A look at Intel vs AMD laptop battery life


Intel is the winner, unsurprisingly.

Although the power consumption, or at least heat output, in the desktop tips to the AMD side, laptops have been different beasts since the Pentium M debuted. Intel has been having quite the advantage in battery life, which just took a slight bump when the Core 2 originally debuted. The 45nm version of the chip quickly fixed the high heat output of the 65nm chips and the "new" 25W Core 2 Pxxx is one of the least power sipping processors available.

Figures below are for almost identical laptops, which differ in the processor and shipset - AMD QL-64 vs Intel T6500, both at 35W and 2.1GHz, while chipset duties are attributed to a mobile HD 3200(780G) and to the GM45.
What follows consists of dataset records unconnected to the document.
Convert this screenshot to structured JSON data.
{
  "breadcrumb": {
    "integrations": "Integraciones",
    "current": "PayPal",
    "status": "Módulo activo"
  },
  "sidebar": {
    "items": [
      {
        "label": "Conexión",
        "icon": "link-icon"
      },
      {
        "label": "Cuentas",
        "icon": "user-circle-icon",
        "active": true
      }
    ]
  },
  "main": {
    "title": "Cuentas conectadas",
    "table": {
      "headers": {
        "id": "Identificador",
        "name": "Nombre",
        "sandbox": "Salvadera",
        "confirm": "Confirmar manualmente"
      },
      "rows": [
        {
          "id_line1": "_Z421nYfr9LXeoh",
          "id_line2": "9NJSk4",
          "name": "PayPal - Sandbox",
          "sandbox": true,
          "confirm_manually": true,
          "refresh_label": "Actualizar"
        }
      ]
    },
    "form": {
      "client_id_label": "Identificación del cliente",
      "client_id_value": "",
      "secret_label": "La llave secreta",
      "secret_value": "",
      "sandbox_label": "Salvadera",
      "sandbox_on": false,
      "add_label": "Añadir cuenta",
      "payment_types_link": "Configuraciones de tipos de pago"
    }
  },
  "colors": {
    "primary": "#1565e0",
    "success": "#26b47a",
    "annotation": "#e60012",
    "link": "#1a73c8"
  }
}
The difference is of around 30% better for the Intel machine, which would widen even more if the 25W Core 2 P8xxx/P7xxx was used - a cpu which doesn't even seem to output half of those 25W in the machines I've played with.
The battery life of the AMD machine is not bad at all, it hovers over 3 hours, the Intel machine just adds up one extra hour on top of that, which even puts some netbooks to shame.

The reason for this is AMDs current inability to produce 45nm laptop versions of it's processors. Until then, there isn't really much competition in the laptop segment. I would still take the AMD laptop for the better integrated graphics, but I'm no road warrior nowadays. As for processing, it isn't considered here, but the Intel machine is a good amount faster.